Les affaires de violences sexuelles suivent souvent un même tempo. Il y a le temps long, les décennies pendant lesquelles nombre de victimes se taisent et les témoins se satisfont du silence. Puis l’instantané des révélations, un cataclysme. Et ensuite ? Le mouvement catholique des Focolari doit encore écrire la page d’après. En septembre, des victimes de Jean-Michel M., un laïc consacré accusé d’avoir agressé une trentaine de garçons, avaient confronté les responsables à leur inertie depuis les années 1970 (lire l’épisode 1, « Pédocriminalité dans un mouvement catholique : nos révélations »). Après la démission de sa hiérarchie en France et en Europe (lire l’épisode 2, « Trois responsables des Focolari limogés »), l’association de fidèles avait promis d’ouvrir l’ère de la « vérité ». Il a fallu patienter deux mois de plus pour que, comme un miracle de Noël, le lancement d’une enquête indépendante soit annoncée le 23 décembre (lire l’épisode 5, « Prière de déranger »). Puis, de nouveau, le silence.

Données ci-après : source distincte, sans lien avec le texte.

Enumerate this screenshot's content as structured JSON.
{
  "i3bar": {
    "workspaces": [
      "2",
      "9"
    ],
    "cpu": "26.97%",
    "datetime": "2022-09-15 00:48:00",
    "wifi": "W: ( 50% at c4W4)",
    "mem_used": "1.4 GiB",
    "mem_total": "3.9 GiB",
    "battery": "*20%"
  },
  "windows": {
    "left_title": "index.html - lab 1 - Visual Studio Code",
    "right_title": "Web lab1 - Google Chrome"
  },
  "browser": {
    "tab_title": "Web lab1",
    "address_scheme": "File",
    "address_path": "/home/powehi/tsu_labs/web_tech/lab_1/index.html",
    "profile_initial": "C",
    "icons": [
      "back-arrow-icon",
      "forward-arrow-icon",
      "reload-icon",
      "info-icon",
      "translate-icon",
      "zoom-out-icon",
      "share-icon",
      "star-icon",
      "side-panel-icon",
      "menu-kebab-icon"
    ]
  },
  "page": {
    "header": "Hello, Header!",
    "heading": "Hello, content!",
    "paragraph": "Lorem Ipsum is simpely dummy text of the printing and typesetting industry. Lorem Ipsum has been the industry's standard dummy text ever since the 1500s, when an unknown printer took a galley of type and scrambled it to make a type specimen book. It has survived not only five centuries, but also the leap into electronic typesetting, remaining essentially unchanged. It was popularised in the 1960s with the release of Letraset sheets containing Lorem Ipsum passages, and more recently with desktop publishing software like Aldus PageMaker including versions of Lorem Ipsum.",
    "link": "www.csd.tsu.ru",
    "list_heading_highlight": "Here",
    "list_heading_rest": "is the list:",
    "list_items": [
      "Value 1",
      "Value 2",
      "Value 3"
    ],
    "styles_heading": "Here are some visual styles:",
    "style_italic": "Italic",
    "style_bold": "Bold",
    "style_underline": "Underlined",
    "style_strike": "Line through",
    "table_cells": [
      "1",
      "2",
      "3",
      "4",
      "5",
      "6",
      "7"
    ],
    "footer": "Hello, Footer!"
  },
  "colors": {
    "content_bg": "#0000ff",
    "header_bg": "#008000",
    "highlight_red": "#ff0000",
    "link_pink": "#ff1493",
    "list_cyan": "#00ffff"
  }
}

Échaudé par des années de passivité, Christophe Renaudin se prenait à douter : n’était-ce que de l’enfumage ? Principal témoin et seule personne agressée sexuellement par Jean-Michel M. à avoir pris la parole sous sa véritable identité, il regrettait d’être laissé sans nouvelles. D’autant que les Focolari déclaraient publiquement le contraire. « Je leur ai communiqué toutes les mesures que nous avons prises en tant que mouvement. Les victimes participent donc à l’ensemble du processus et nous sommes toujours en contact dans chaque cas et dans chaque situation, dans la mesure du possible », affirmait son coprésident mi-janvier, dans une interview semble-t-il prématurée. En interne, le trouble était à l’échelle du choc provoqué par les témoignages. Depuis l’automne, des victimes avaient parlé à leurs proches pour la première fois (lire l’épisode 3, « La foi du silence »). De vieux compagnons de route découvraient l’affaire. Tous attendaient des réponses. Le rythme de « l’après », celui de la transparence, ne pouvait être à son tour gagné par la lenteur.

« Le timing est respecté », affirmait pourtant Rocco Femia, nouveau porte-parole du mouvement sur l’affaire « M. », début février, auprès des Jours. Fin 2020, les Focolari ont confié à GCPS Consulting le soin de comprendre l’ampleur de l’affaire et des dysfonctionnements. Le cabinet britannique s’est spécialisé dans la prévention et le signalement des violences sexuelles.